- Original French film poster
- Directed by: René Clément
- Written by: Jean Aurenche Pierre Bost (adaptation and dialogue) Cesare Zavattini Suso Cecchi d'Amico Alfredo Guarini (screenplay)
- Produced by: Alfredo Guarini
- Starring: Jean Gabin Isa Miranda
- Cinematography: Louis Page
- Edited by: Mario Serandrei
- Music by: Roman Vlad
- Production companies: Italia Produzione Francinex
- Distributed by: MGM (1949 Italian release) Films International (1950 US release)
- Release date: 16 November 1949 (France);
- Running time: France: 95 mins Italy: 104 minutes United States: 89 minutes
- Countries: France Italy
- Languages: French Italian
- Box office: 2,018,745 admissions (France)

= The Walls of Malapaga =

1949 films

The Walls of Malapaga (Le mura di Malapaga, Au-delà des grilles), is a 1949 French-Italian drama film directed by René Clément and starring Jean Gabin, Isa Miranda and Andrea Checchi. It was a co-production made by Francinex and Italia Produzione, produced by Alfredo Guarini from a screenplay by Cesare Zavattini, Suso Cecchi d'Amico and Alfredo Guarini adapted by Jean Aurenche and Pierre Bost. The music score was by Roman Vlad and the cinematography by Louis Page. It was made at the Farnesina Studios of Titanus in Rome with sets designed by the art director Piero Filippone and Luigi Gervasi.

==Plot summary==
French criminal on the run Pierre Arrignon finds himself in Genoa, where he falls in love with local woman Marta Manfredini (Isa Miranda).

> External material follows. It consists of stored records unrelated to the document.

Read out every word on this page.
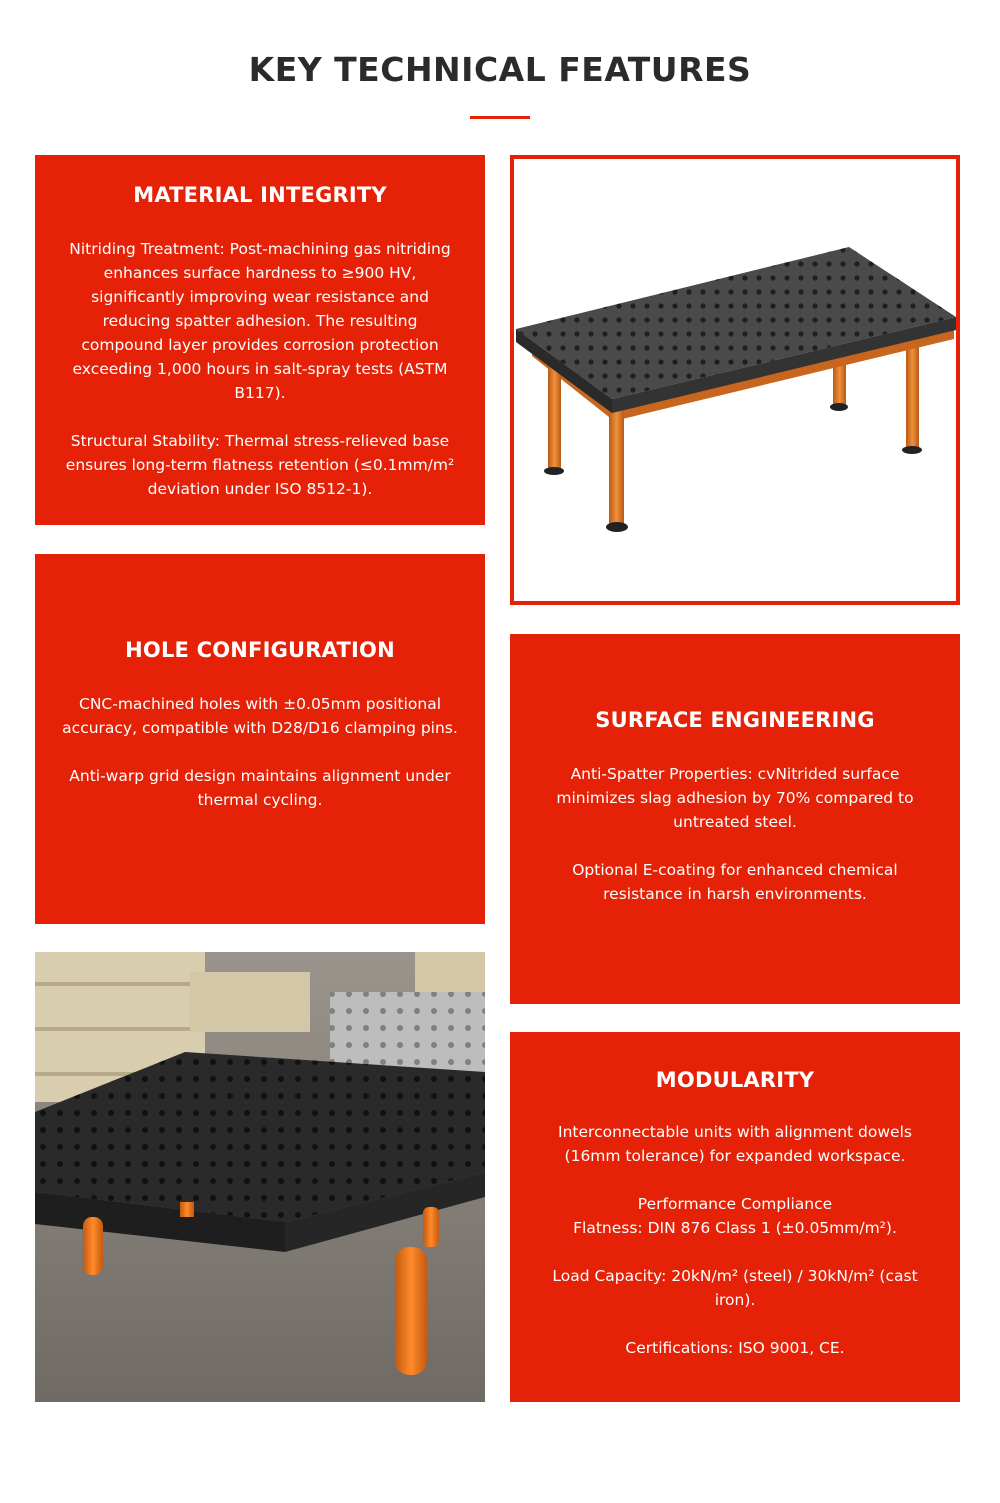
KEY TECHNICAL FEATURES
MATERIAL INTEGRITY

Nitriding Treatment: Post-machining gas nitriding enhances surface hardness to ≥900 HV, significantly improving wear resistance and reducing spatter adhesion. The resulting compound layer provides corrosion protection exceeding 1,000 hours in salt-spray tests (ASTM B117).

Structural Stability: Thermal stress-relieved base ensures long-term flatness retention (≤0.1mm/m² deviation under ISO 8512-1).

HOLE CONFIGURATION

CNC-machined holes with ±0.05mm positional accuracy, compatible with D28/D16 clamping pins.

Anti-warp grid design maintains alignment under thermal cycling.

SURFACE ENGINEERING

Anti-Spatter Properties: cvNitrided surface minimizes slag adhesion by 70% compared to untreated steel.

Optional E-coating for enhanced chemical resistance in harsh environments.

MODULARITY

Interconnectable units with alignment dowels (16mm tolerance) for expanded workspace.

Performance Compliance

Flatness: DIN 876 Class 1 (±0.05mm/m²).

Load Capacity: 20kN/m² (steel) / 30kN/m² (cast iron).

Certifications: ISO 9001, CE.
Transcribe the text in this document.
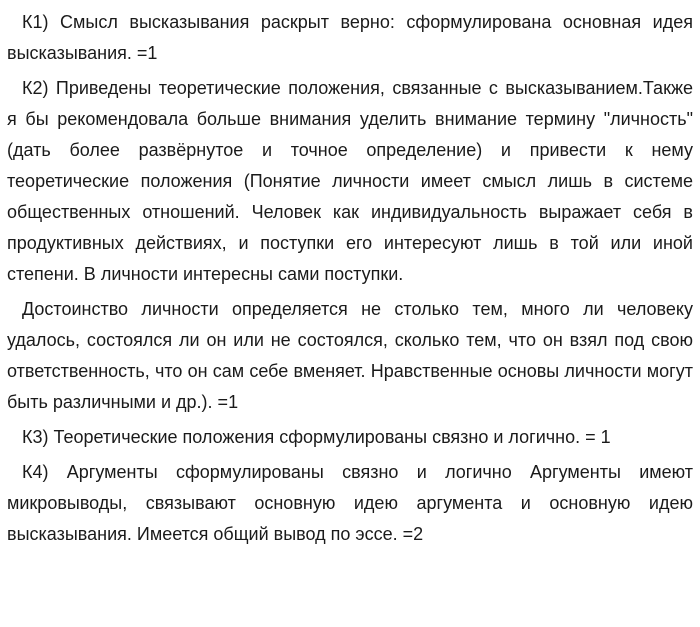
К1) Смысл высказывания раскрыт верно: сформулирована основная идея высказывания. =1

К2) Приведены теоретические положения, связанные с высказыванием.Также я бы рекомендовала больше внимания уделить внимание термину "личность" (дать более развёрнутое и точное определение) и привести к нему теоретические положения (Понятие личности имеет смысл лишь в системе общественных отношений. Человек как индивидуальность выражает себя в продуктивных действиях, и поступки его интересуют лишь в той или иной степени. В личности интересны сами поступки.

Достоинство личности определяется не столько тем, много ли человеку удалось, состоялся ли он или не состоялся, сколько тем, что он взял под свою ответственность, что он сам себе вменяет. Нравственные основы личности могут быть различными и др.). =1

К3) Теоретические положения сформулированы связно и логично. = 1

К4) Аргументы сформулированы связно и логично Аргументы имеют микровыводы, связывают основную идею аргумента и основную идею высказывания. Имеется общий вывод по эссе. =2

The film is set in Italy, and the dialogue is primarily in French.

==Cast==
- Jean Gabin as Pierre Arrignon
- Isa Miranda as Marta Manfredini
- Vera Talchi as Cecchina, Marta's daughter
- Andrea Checchi as Giuseppe, Marta's husband
- Robert Dalban as the mariner
- Ave Ninchi as Maria, the neighbour
- Checco Rissone as the forger
- Renato Malavasi as the dentist
- Carlo Tamberlani as the inspector
- Vittorio Duse as the agent

==Awards==
The Walls of Malapaga was highly regarded in its day: It won an honorary Academy Award for Best Foreign Language Film and both Clément and Miranda won awards at the 1949 Cannes Film Festival.